Interpretation of exemption provisions
Interpretation of exemption provisions
The Tax Court gave judgment in the matter of ABC (Pty) Ltd vCommissioner for the South African Revenue Service (case number 13512, as yet unreported) on 30 March 2015.
Even though the case concerned secondary tax on companies (STC), which has been replaced by dividends tax, it is interesting to see how the court dealt with the interpretation of an exemption provision.
The South African Revenue Service (SARS) assessed the taxpayer for STC in terms of s64B(2) of the Income Tax Act, No 58 of 1962 (Act) on the basis that certain loans made by the taxpayer were loans as contemplated in s64C(2)(g) of the Act. In terms of s64C(2)(g) of the Act, loans made to shareholders or connected persons in relation to such shareholders, are deemed to be dividends.
The taxpayer was a wholly-owned subsidiary of trust X. The taxpayer was part of a group, and it was a property-owning company as well as a treasury company. Interest-free loans were made to the taxpayer, and the taxpayer in turn made interest-free loans to certain borrowers. The loans made by the taxpayer were the subject of the dispute.
The taxpayer did not dispute that the loans were made to its shareholders or connected persons in relation to its shareholders, but relied on an exemption contained in s64C(4)(bA) of the Act.
Section 64C(4)(bA) provided that there will be no deemed dividend:
“…to the extent of any consideration received by that company in exchange for –
(i).. the cash or asset distributed, transferred or otherwise disposed of; or
(ii). any other benefit granted as contemplated in subsection (2)…”
The court noted that STC was a tax imposed on the dividends distributed by a company, and a dividend is essentially a distribution by a company of its profits. The underlying principle of STC was therefore for the state to share in the profits of a company.
The taxpayer argued that, in extending the loans, it did not distribute any of its profits, but merely acted as a conduit of the incoming loans.

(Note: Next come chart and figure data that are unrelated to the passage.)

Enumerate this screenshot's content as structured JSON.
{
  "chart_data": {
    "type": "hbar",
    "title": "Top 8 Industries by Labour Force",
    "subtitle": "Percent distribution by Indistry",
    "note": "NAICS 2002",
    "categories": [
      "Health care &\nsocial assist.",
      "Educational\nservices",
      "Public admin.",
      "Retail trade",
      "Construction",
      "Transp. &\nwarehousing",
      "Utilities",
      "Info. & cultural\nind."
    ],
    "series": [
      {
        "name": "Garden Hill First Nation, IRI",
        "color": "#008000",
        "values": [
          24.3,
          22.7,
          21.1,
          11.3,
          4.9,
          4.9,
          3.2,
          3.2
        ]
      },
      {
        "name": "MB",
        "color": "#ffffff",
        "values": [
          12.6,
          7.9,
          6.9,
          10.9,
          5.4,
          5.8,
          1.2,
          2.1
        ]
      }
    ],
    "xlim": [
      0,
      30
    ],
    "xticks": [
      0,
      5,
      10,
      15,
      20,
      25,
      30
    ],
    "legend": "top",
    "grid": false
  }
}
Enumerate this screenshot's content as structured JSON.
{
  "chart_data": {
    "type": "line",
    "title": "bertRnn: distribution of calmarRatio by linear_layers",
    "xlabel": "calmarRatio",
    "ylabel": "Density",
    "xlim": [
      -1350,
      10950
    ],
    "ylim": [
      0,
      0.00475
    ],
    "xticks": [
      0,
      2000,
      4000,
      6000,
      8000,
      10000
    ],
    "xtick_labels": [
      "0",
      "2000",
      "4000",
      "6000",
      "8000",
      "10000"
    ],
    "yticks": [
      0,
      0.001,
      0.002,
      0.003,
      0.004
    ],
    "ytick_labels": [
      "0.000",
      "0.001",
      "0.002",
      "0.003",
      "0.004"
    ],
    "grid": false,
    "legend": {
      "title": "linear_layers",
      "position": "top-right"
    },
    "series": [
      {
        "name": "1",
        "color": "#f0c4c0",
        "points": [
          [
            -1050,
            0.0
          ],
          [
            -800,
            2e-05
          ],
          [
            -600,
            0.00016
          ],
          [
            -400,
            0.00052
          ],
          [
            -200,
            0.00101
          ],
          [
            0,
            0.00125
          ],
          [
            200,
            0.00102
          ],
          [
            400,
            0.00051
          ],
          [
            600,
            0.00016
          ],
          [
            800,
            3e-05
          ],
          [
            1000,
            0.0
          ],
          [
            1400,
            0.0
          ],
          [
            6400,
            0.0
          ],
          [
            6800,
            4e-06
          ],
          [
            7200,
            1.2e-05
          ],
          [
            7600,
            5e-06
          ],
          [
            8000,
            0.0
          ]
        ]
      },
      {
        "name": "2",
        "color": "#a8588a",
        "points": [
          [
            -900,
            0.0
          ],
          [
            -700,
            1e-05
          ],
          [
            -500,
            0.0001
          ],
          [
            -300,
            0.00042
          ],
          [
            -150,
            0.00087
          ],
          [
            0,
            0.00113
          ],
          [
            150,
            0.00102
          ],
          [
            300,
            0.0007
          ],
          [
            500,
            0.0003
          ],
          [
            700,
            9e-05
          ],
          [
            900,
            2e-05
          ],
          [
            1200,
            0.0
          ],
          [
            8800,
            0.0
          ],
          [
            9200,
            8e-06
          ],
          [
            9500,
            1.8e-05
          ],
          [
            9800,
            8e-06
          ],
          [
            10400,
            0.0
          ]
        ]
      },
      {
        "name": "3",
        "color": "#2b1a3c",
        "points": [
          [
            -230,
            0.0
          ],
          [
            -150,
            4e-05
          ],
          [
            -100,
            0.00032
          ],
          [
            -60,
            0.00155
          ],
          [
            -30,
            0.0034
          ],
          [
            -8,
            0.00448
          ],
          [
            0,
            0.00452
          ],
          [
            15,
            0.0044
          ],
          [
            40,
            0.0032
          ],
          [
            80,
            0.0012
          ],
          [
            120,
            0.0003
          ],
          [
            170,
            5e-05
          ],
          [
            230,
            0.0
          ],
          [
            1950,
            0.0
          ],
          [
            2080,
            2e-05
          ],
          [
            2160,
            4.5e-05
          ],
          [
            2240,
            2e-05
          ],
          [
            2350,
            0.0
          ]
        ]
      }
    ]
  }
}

SARS argued that, for the loans to qualify for exemption, the loans had to comply with s64C(4)(d) of the Act, which provided that a loan would be exempt from being deemed a dividend where, “a rate of interest not less than the official rate of interest …is payable by the shareholder or any connected person in relation to the shareholder…”
SARS’s submission was based on the argument that s64C(4)(d) of the Act dealt specifically with loans, and only loans of this kind qualified for exemption. The other exemption provisions, such as that contained in s64C(4)(bA) of the Act, could not apply because of the application of the maxim expressio unius est exclusion alterius: the mention of one matter excludes the other.
However, the court ruled that the maxim could not be relied on in this matter, and that it does not always follow that the mention of one matter excludes all others. The maxim should only be used with great caution. The court held that without clear words to that effect, it could not have been the intention of the legislature that only loans contemplated in s64C(4)(d) could be exempt.
SARS also argued that s64C(4)(dA), on which the taxpayer relied, was not applicable because the loans were interest free and thus no consideration was received by the taxpayer.
However, the court held that due to the nature of the arrangement between the parties, the taxpayer received quid pro quo for granting the interest-free loans, being interest-free incoming loans.
It was noted that the use of the taxpayer as a conduit was, according to a witness, rather bizarre. However, the court was quick to point out that SARS did not rely on anything to the effect that there was something sinister about the arrangements, and that “taxpayers are entitled to arrange their affairs in the manner they wish as long as the confines of the law are respected.” Accordingly, the appeal was upheld and the assessments were set aside.